La tirelire est pleine. L’argent du développement arrive. Cependant, les ressources humaines, motrices du développement, à même de transformer ces dépenses faramineuses en investissements porteurs font cruellement défaut.
Jamais la commune de Sétif n’a bénéficié d’une manne financière aussi conséquente pour son développement. Plus de 200 milliards de centimes pour des projets de grande envergure touchant pratiquement tous les secteurs à même d’améliorer le cadre de vie du citoyen. On y trouve l’éducation, l’enseignement supérieur, l’habitat, les routes, la jeunesse et les sports, les transports ainsi que différents services d’utilité publique. Tous ces projets verront leur réalisation dans un délai n’excédant pas deux années.

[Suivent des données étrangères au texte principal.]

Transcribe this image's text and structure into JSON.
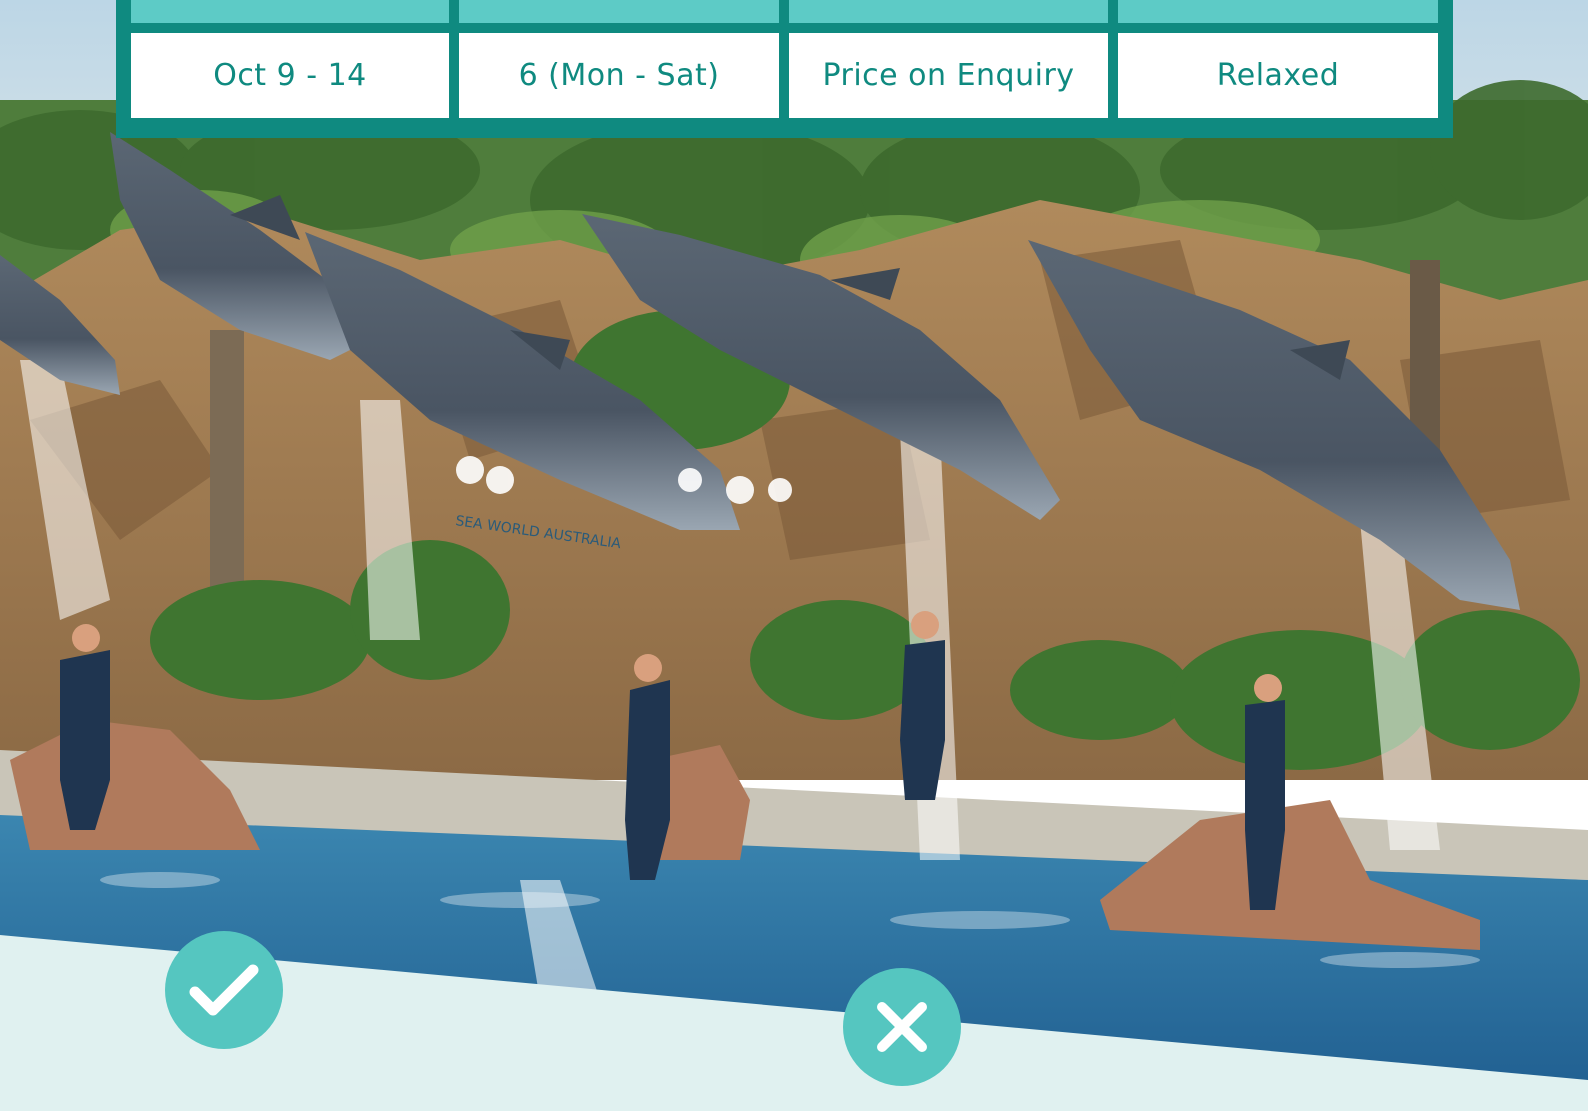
{
  "table": {
    "columns": [
      {
        "value": "Oct 9 - 14"
      },
      {
        "value": "6 (Mon - Sat)"
      },
      {
        "value": "Price on Enquiry"
      },
      {
        "value": "Relaxed"
      }
    ]
  },
  "photo": {
    "sign_text": "SEA WORLD AUSTRALIA"
  },
  "badges": {
    "check_icon": "check-icon",
    "cross_icon": "cross-icon"
  },
  "colors": {
    "accent_dark": "#0f8a80",
    "accent_light": "#5dcbc6",
    "badge": "#55c6c0",
    "footer_band": "#e0f1f0"
  }
}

Carrefour des Hauts-Plateaux, Sétif aura sa gare internodale (routière et ferroviaire) avec une capacité d’accueil de 5 millions de voyageurs par an. L’enseignement supérieur sera renforcé par la réalisation d’un troisième pôle universitaire sur le site d’El Hidhab de 10 000 places pédagogiques comprenant 3 facultés.
Le secteur des travaux publics n’est pas en reste avec le dédoublement de la RN9 entre la ville de Sétif et la limite de la wilaya de Béjaïa sur une distance de 40 km. Les cités Sonatrach, des 1006, 1014 et 600 logements font l’objet de travaux d’aménagement des espaces extérieurs, de ravalement et de réfection de l’étanchéité. La radio locale verra bientôt son nouveau siège érigé dans le parc d’attractions.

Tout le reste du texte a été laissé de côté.